Koza sarma üretiminde kozalar, özel buhar odalarında ön buharlama işleminden sonra özel ekipmanlar (koza sarma tekneleri ve koko sarma makineleri) kullanılarak açılır. Ön buharlamanın amacı serisini yumuşatmak ve koza ipliğinin kozadan çıkmasını kolaylaştırmaktır. Kozaları çözerken ortaya çıkan teknik iplik bir makaraya sarılarak çileler oluşturulur. Ham ipek ipliği kurutulduğunda serisin ile sıkı bir şekilde bağlanır ve yekpare hale gelir. Makaranın kaydırılması sırasında ipliğin kalınlığına bağlı olarak 40 ila 130 g ağırlığında bir ham ipek çilesi elde edilir.

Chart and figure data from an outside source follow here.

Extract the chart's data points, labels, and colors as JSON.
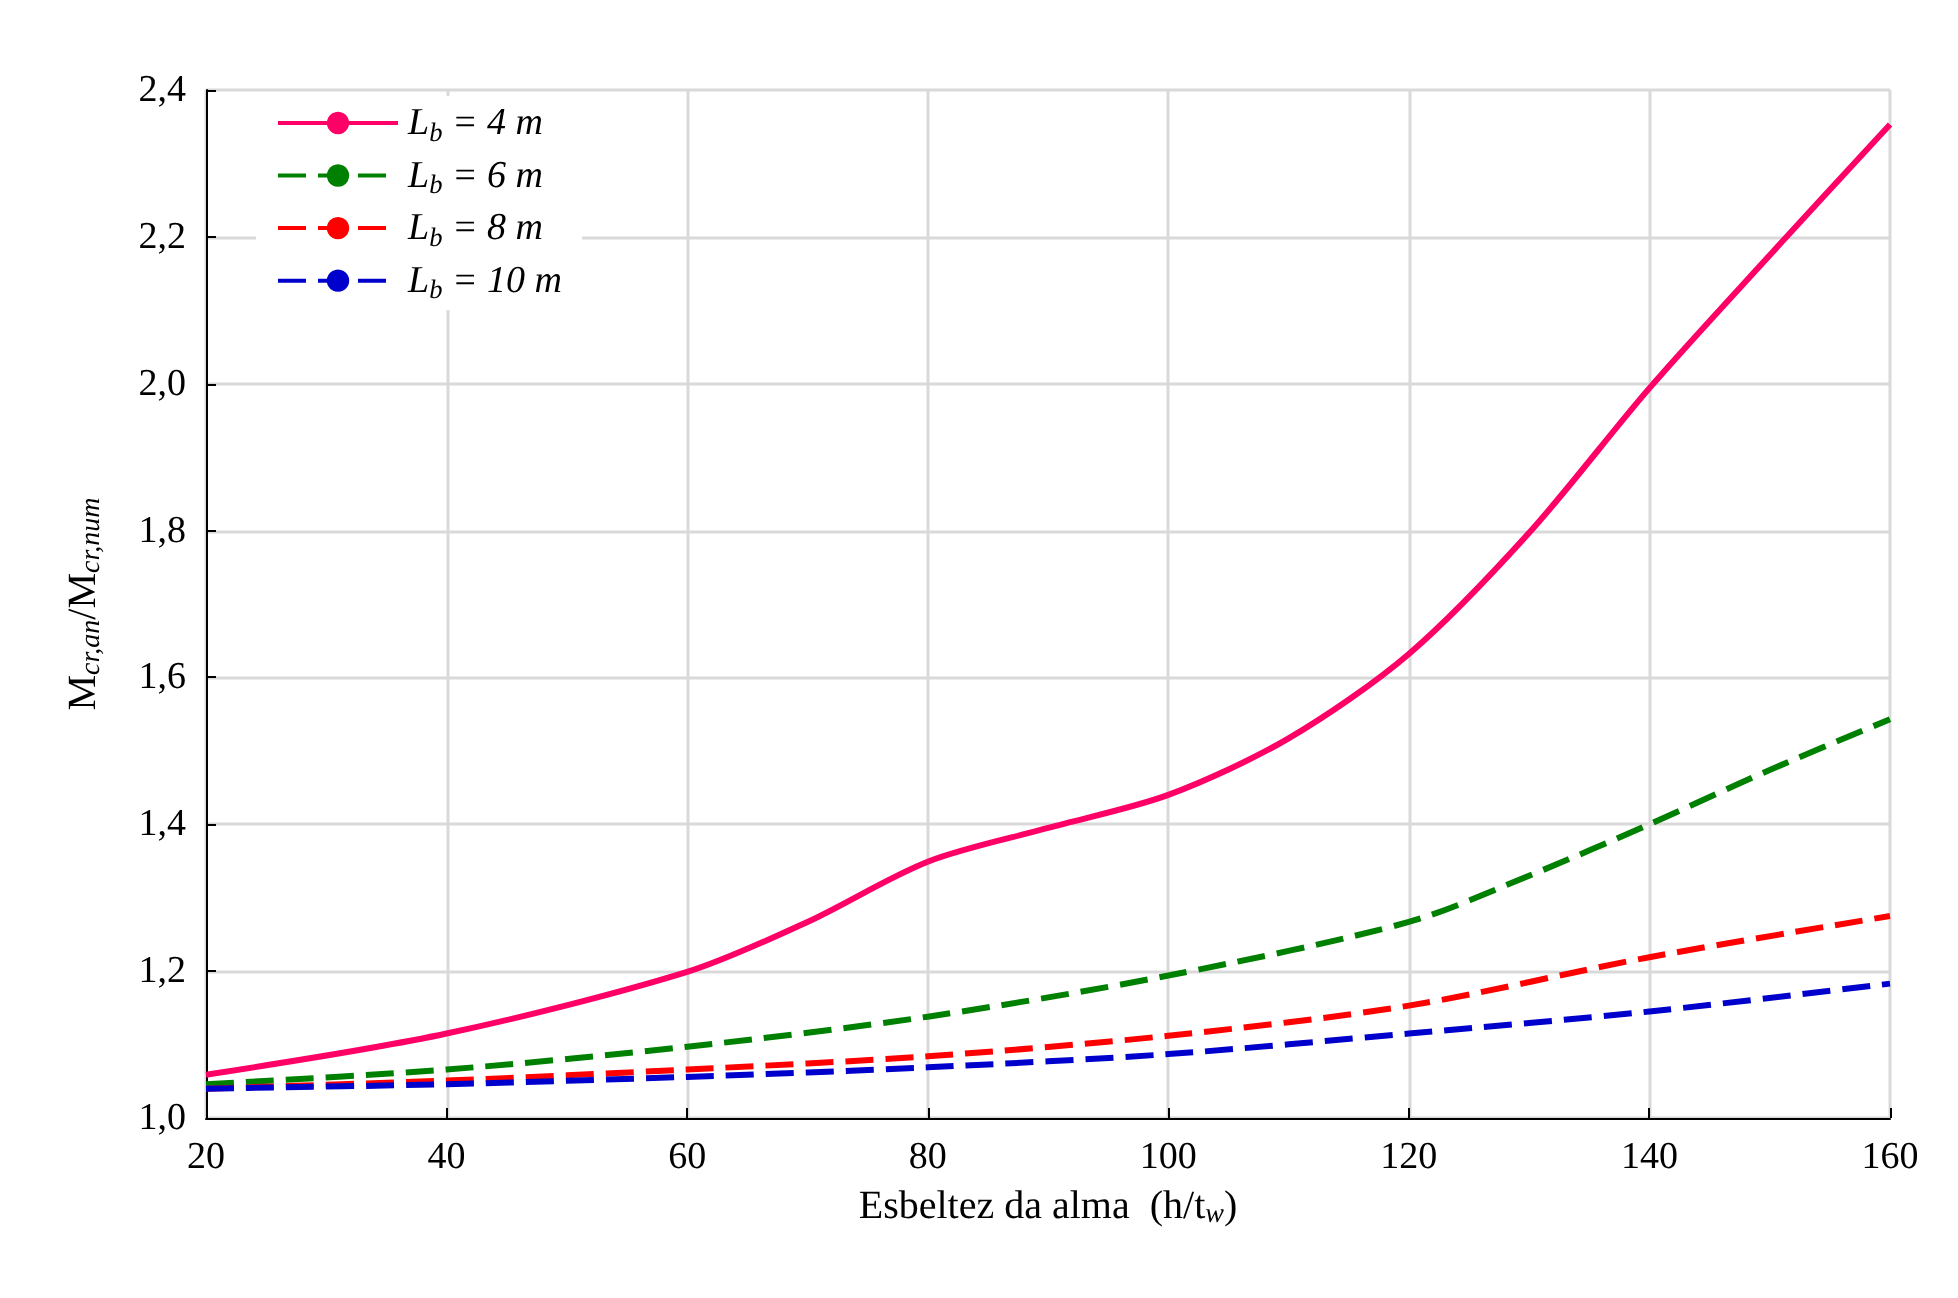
{
  "chart_data": {
    "type": "line",
    "xlabel": "Esbeltez da alma  (h/t$_{w}$)",
    "ylabel": "M$_{cr,an}$/M$_{cr,num}$",
    "xlim": [
      20,
      160
    ],
    "xticks": [
      20,
      40,
      60,
      80,
      100,
      120,
      140,
      160
    ],
    "ylim": [
      1,
      2.4
    ],
    "yticks": [
      {
        "value": 1,
        "label": "1,0"
      },
      {
        "value": 1.2,
        "label": "1,2"
      },
      {
        "value": 1.4,
        "label": "1,4"
      },
      {
        "value": 1.6,
        "label": "1,6"
      },
      {
        "value": 1.8,
        "label": "1,8"
      },
      {
        "value": 2,
        "label": "2,0"
      },
      {
        "value": 2.2,
        "label": "2,2"
      },
      {
        "value": 2.4,
        "label": "2,4"
      }
    ],
    "grid": true,
    "legend": "top left",
    "marker": "none",
    "series": [
      {
        "name": "L$_{b}$ = 4 m",
        "color": "#ff0066",
        "line_style": "solid",
        "x": [
          20,
          40,
          60,
          70,
          80,
          90,
          100,
          110,
          120,
          130,
          140,
          150,
          160
        ],
        "values": [
          1.059,
          1.115,
          1.199,
          1.267,
          1.349,
          1.395,
          1.44,
          1.517,
          1.632,
          1.797,
          1.994,
          2.175,
          2.353
        ]
      },
      {
        "name": "L$_{b}$ = 6 m",
        "color": "#008000",
        "line_style": "dashed",
        "x": [
          20,
          40,
          60,
          80,
          100,
          120,
          130,
          140,
          150,
          160
        ],
        "values": [
          1.046,
          1.066,
          1.097,
          1.138,
          1.194,
          1.267,
          1.33,
          1.4,
          1.474,
          1.543
        ]
      },
      {
        "name": "L$_{b}$ = 8 m",
        "color": "#ff0000",
        "line_style": "dashed",
        "x": [
          20,
          40,
          60,
          80,
          100,
          120,
          140,
          160
        ],
        "values": [
          1.04,
          1.051,
          1.066,
          1.084,
          1.112,
          1.153,
          1.219,
          1.275
        ]
      },
      {
        "name": "L$_{b}$ = 10 m",
        "color": "#0000cc",
        "line_style": "dashed",
        "x": [
          20,
          40,
          60,
          80,
          100,
          120,
          140,
          160
        ],
        "values": [
          1.04,
          1.046,
          1.056,
          1.069,
          1.087,
          1.115,
          1.145,
          1.183
        ]
      }
    ]
  }
}
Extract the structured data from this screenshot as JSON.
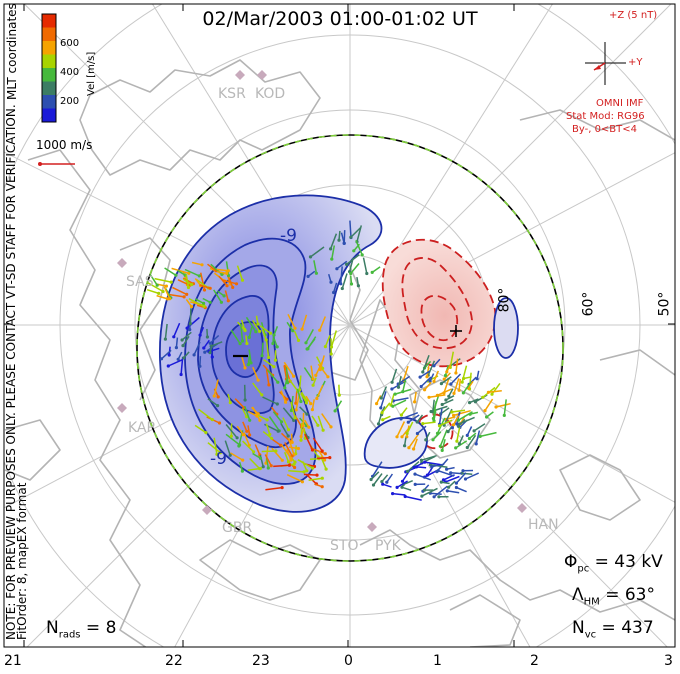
{
  "title": "02/Mar/2003 01:00-01:02 UT",
  "coordinates_label": "MLT coordinates",
  "note_line1": "NOTE: FOR PREVIEW PURPOSES ONLY. PLEASE CONTACT VT-SD STAFF FOR VERIFICATION.",
  "note_line2": "FitOrder: 8, mapEX format",
  "colorbar": {
    "label": "Vel [m/s]",
    "ticks": [
      "600",
      "400",
      "200"
    ],
    "colors": [
      "#e52a00",
      "#f06a00",
      "#f5a300",
      "#a8d400",
      "#46b93c",
      "#3c7d64",
      "#2d4fb0",
      "#1a1ad8"
    ]
  },
  "reference_vector": "1000 m/s",
  "imf": {
    "z_label": "+Z (5 nT)",
    "y_label": "+Y",
    "source": "OMNI IMF",
    "model": "Stat Mod: RG96",
    "condition": "By-, 0<BT<4"
  },
  "stations": [
    "KSR",
    "KOD",
    "SAS",
    "KAP",
    "GBR",
    "STO",
    "PYK",
    "HAN"
  ],
  "latitude_labels": [
    "60°",
    "50°",
    "80°"
  ],
  "contour_labels": [
    "-9",
    "-9"
  ],
  "potential_markers": {
    "min": "–",
    "max": "+"
  },
  "mlt_ticks": [
    "21",
    "22",
    "23",
    "0",
    "1",
    "2",
    "3"
  ],
  "stats": {
    "phi_pc": {
      "symbol": "Φ",
      "sub": "pc",
      "value": "= 43 kV"
    },
    "lambda_hm": {
      "symbol": "Λ",
      "sub": "HM",
      "value": "= 63°"
    },
    "n_vc": {
      "symbol": "N",
      "sub": "vc",
      "value": "= 437"
    },
    "n_rads": {
      "symbol": "N",
      "sub": "rads",
      "value": "= 8"
    }
  },
  "colors": {
    "negative_cell": "#1c2fa8",
    "positive_cell": "#cc2020",
    "boundary_dash": "#7fcf3a",
    "grid": "#c8c8c8",
    "coast": "#b4b4b4",
    "imf": "#d32020"
  }
}
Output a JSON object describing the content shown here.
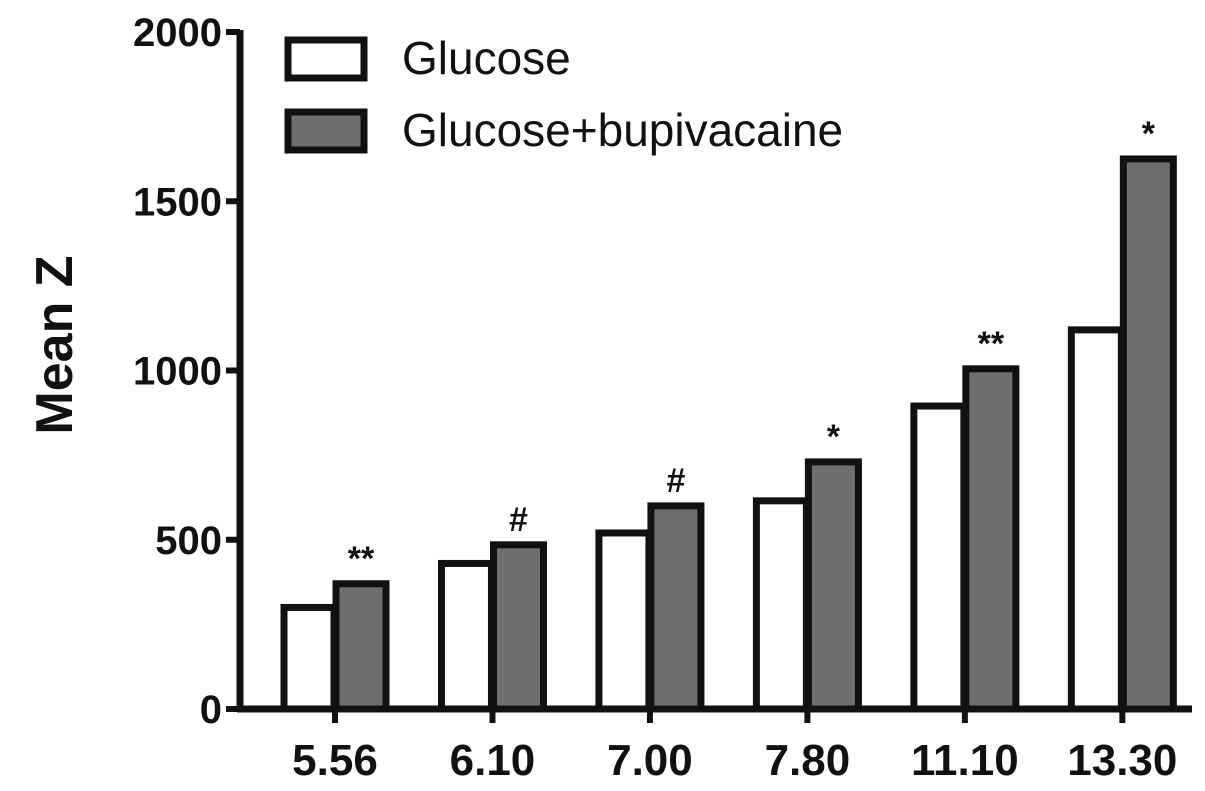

Ham ipek ipliği fibroin protein maddesinden oluşur skleroproteinler sınıfına ait ve çözünür ipek tutkalı - serisin liflerini kaplıyor. Koza ipliği, fibroin ve serisine ek olarak, alkol ve eterde çözünen belirli miktarda madde, mineral tuzları ve doğal boyalar içerir. Koza ipliğini oluşturan maddelerin içeriği ipek böceğinin cinsine ve beslenme koşullarına göre değişiklik gösterebilir. Yaklaşık rakamlar (%): fibroin 70-80, serisin 20-25, alkol ve eterde çözünen maddeler, 1,6-4, mineral maddeler 1-1,7.

İpek fibroinin elementel bileşimi şu şekildedir (%): karbon 48-49,1, hidrojen 6,4-6,51, nitrojen 17,36-18,89, oksijen 26-27,9. Serisinin temel bileşimi (%): karbon 44,32-46,29, hidrojen 5,72-6,42, nitrojen 16,44-18,3, oksijen 30,35-32,5, kükürt 0,15.

Verilen şekillerden serisin'in fibroinden daha düşük karbon içeriği ve daha yüksek oksijen içeriği açısından farklı olduğu açıktır. Ayrıca serisin az miktarda kükürt içerir.

Farklı araştırmacılar, fibroin ve serisin bileşimi hakkında biraz farklı veriler elde etti. Bu farklılıklar, farklı ipekböceği türlerinin kozalarındaki hem fibroin hem de serisinin kimyasal bileşimleri ve özellikleri bakımından aynı olmamasıyla açıklanabilir.